Hitting the Asian grocery, I found some really fresh-looking morning glory, or water spinach. Kangkung belacan (morning glory stir fried with shrimp paste and chilies) has long been a favourite dish of mine at Malaysian restaurants, and while it can be hard to come by in the US, it’s quite often sold in Asian stores in the UK. (Apparently, it is actually illegal to possess or sell it in the United States, where it is considered a dangerous weed! Since they serve it in lots of restaurants, I’m guessing that law is not especially well enforced, but it might explain its relative rarity in stores.) In any case, I decided that morning glory would add some nice texture and greenery to the sambal.
Because the stems of morning glory are hollow, they have a slightly chewy texture, even when cooked. And because you cook the stalks whole, without chopping them up, they don’t disappear into a dish like regular spinach would. Thus, they retain their personality even when added to a soupy dish like this one. I like this combination of morning glory and chicken, but this dish is pretty adaptable. Made with shrimp or fish, I’d cut back the coconut milk to just a couple of spoonfuls and increase the fresh chilies and lemongrass. You could also swap the morning glory for long beans or chard.

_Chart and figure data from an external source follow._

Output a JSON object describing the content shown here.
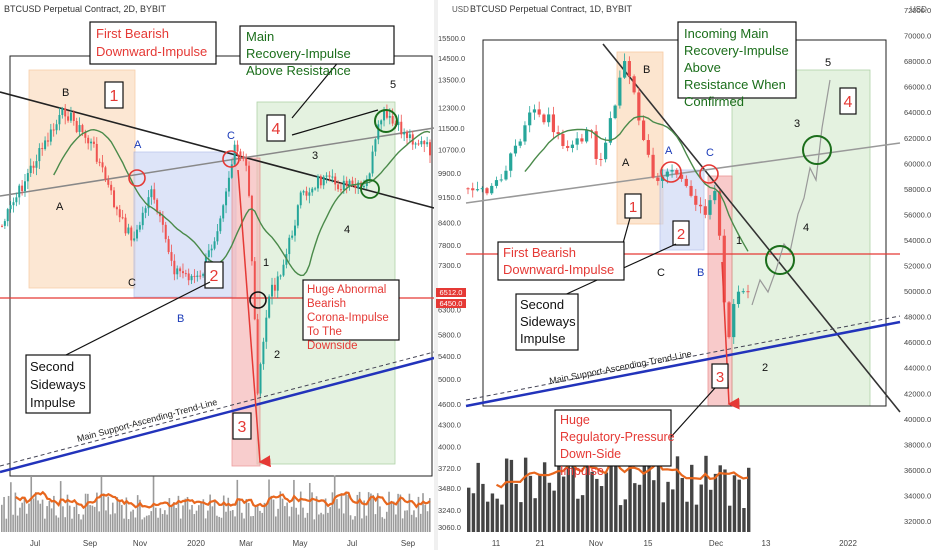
{
  "left_panel": {
    "symbol": "BTCUSD Perpetual Contract, 2D, BYBIT",
    "currency": "USD",
    "y_ticks": [
      3060,
      3240,
      3480,
      3720,
      4000,
      4300,
      4600,
      5000,
      5400,
      5800,
      6300,
      7300,
      7800,
      8400,
      9150,
      9900,
      10700,
      11500,
      12300,
      13500,
      14500,
      15500
    ],
    "x_ticks": [
      "Jul",
      "Sep",
      "Nov",
      "2020",
      "Mar",
      "May",
      "Jul",
      "Sep"
    ],
    "price_labels": [
      "6512.0",
      "6450.0"
    ],
    "wave_labels": [
      "A",
      "B",
      "C",
      "A",
      "B",
      "C",
      "1",
      "2",
      "3",
      "4",
      "5"
    ],
    "impulse_numbers": [
      "1",
      "2",
      "3",
      "4"
    ],
    "callouts": {
      "first_bearish": "First Bearish Downward-Impulse",
      "main_recovery": "Main Recovery-Impulse Above Resistance",
      "second_sideways": "Second Sideways Impulse",
      "corona": "Huge Abnormal Bearish Corona-Impulse To The Downside"
    },
    "trendline_label": "Main Support-Ascending-Trend-Line"
  },
  "right_panel": {
    "symbol": "BTCUSD Perpetual Contract, 1D, BYBIT",
    "currency": "USD",
    "y_ticks": [
      32000,
      34000,
      36000,
      38000,
      40000,
      42000,
      44000,
      46000,
      48000,
      50000,
      52000,
      54000,
      56000,
      58000,
      60000,
      62000,
      64000,
      66000,
      68000,
      70000,
      72000
    ],
    "x_ticks": [
      "11",
      "21",
      "Nov",
      "15",
      "Dec",
      "13",
      "2022"
    ],
    "wave_labels": [
      "A",
      "B",
      "C",
      "A",
      "B",
      "C",
      "1",
      "2",
      "3",
      "4",
      "5"
    ],
    "impulse_numbers": [
      "1",
      "2",
      "3",
      "4"
    ],
    "callouts": {
      "first_bearish": "First Bearish Downward-Impulse",
      "incoming": "Incoming Main Recovery-Impulse Above Resistance When Confirmed",
      "second_sideways": "Second Sideways Impulse",
      "regulatory": "Huge Regulatory-Pressure Down-Side Impulse"
    },
    "trendline_label": "Main Support-Ascending-Trend-Line"
  },
  "colors": {
    "up": "#26a69a",
    "down": "#ef5350",
    "ma": "#4a8a4a",
    "volume_ma": "#e8671e",
    "support": "#2233bb",
    "red_level": "#e53935",
    "callout_red": "#e53935",
    "callout_green": "#1b6e1b",
    "box_orange": "#fbd5b0",
    "box_blue": "#c7d3f5",
    "box_green": "#cfe8c7",
    "box_red": "#f6b9b9"
  },
  "chart_data": [
    {
      "type": "candlestick",
      "title": "BTCUSD Perpetual Contract, 2D, BYBIT",
      "x_ticks": [
        "Jul",
        "Sep",
        "Nov",
        "2020",
        "Mar",
        "May",
        "Jul",
        "Sep"
      ],
      "ylim": [
        3000,
        16000
      ],
      "waypoints": [
        {
          "x": "Jul",
          "y": 11500
        },
        {
          "x": "Aug",
          "y": 9900
        },
        {
          "x": "Sep",
          "y": 10200
        },
        {
          "x": "Oct",
          "y": 8200
        },
        {
          "x": "Oct",
          "y": 9900
        },
        {
          "x": "Nov",
          "y": 7300
        },
        {
          "x": "Dec",
          "y": 7200
        },
        {
          "x": "2020",
          "y": 7400
        },
        {
          "x": "Feb",
          "y": 10400
        },
        {
          "x": "Mar",
          "y": 3900
        },
        {
          "x": "Apr",
          "y": 7100
        },
        {
          "x": "May",
          "y": 9500
        },
        {
          "x": "Jun",
          "y": 9300
        },
        {
          "x": "Jul",
          "y": 9200
        },
        {
          "x": "Aug",
          "y": 12000
        },
        {
          "x": "Sep",
          "y": 10500
        }
      ],
      "levels": [
        6512.0,
        6450.0
      ]
    },
    {
      "type": "candlestick",
      "title": "BTCUSD Perpetual Contract, 1D, BYBIT",
      "x_ticks": [
        "11",
        "21",
        "Nov",
        "15",
        "Dec",
        "13",
        "2022"
      ],
      "ylim": [
        32000,
        72000
      ],
      "waypoints": [
        {
          "x": "11",
          "y": 58000
        },
        {
          "x": "21",
          "y": 65000
        },
        {
          "x": "Nov",
          "y": 61000
        },
        {
          "x": "15",
          "y": 66500
        },
        {
          "x": "15",
          "y": 56000
        },
        {
          "x": "Dec",
          "y": 57000
        },
        {
          "x": "Dec",
          "y": 43000
        },
        {
          "x": "13",
          "y": 48000
        }
      ]
    }
  ]
}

Sambal ayam with morning glory
- 4 shallots
- 2 garlic cloves
- 1 stalks of lemongrass, tender insides only
- 4 or 5 dried red chilies
- 1 or 2 fresh red chilies
- 1 tsp shrimp paste
- 1/4 cup candlenuts or peanuts
- 1/2 a can of coconut milk
- 6 boneless chicken thighs, cut into chunks
- a bunch of morning glory
- a glug of fish sauce to taste
First make the spice paste. Pound the garlic and lemongrass in a mortar and pestle. Chop the fresh chilies into small pieces and then pound them too. Roughly chop the shallots and dried chilies and then put them in a small food processor and pulse till well chopped. Stop before they turn totally to liquid. Turn into a bowl and mix with the pounded ingredients. Add the shrimp paste and stir well to combine. (Note: lots of people think raw shrimp paste smells bad, so put it in at the very end and put the container straight back in the fridge. As soon as you cook it, it begins to smell delicious, so if you find the raw smell a bit off, just get it cooking asap.)

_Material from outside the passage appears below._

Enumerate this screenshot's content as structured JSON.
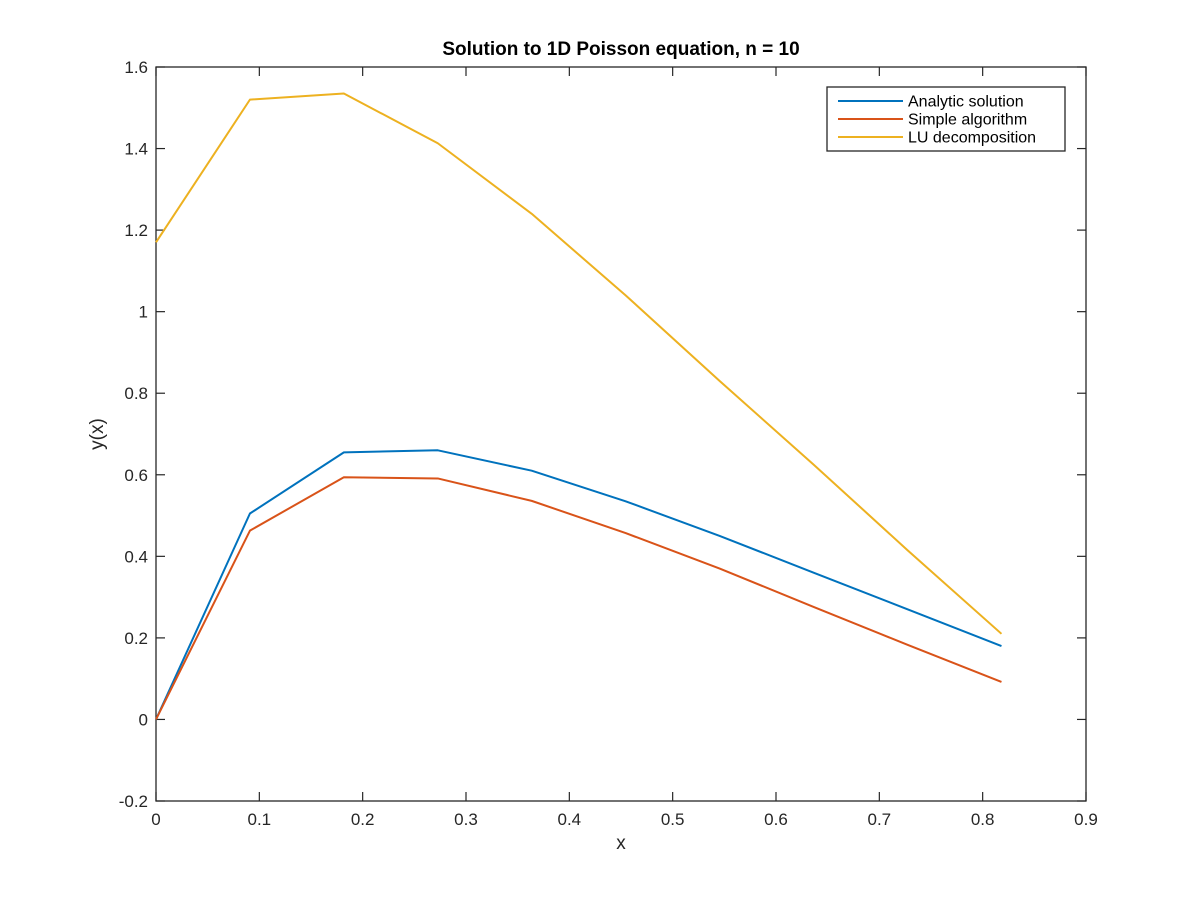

Heat a wok or large pot and add a good glug of oil. When it shimmers, fry the spice paste. You want it bubbling nicely but not burning or sticking to the pan. While it’s cooking, use the same processor to grind the nuts. You want a cornmeal texture, and some bigger bits are ok. Once the paste starts to smell deeply savoury, add the chicken and brown all over. Next add the coconut milk, the ground nuts and a quick glug of fish sauce.
Simmer gently till the chicken is cooked (you don’t want the coconut milk to overheat so keep the heat low). Trim the ends off the morning glory and pick through carefully for bad leaves. When the chicken is cooked, add in the greens and stir until wilted. Taste for salt and sweetness, and sprinkle cilantro leaves on top.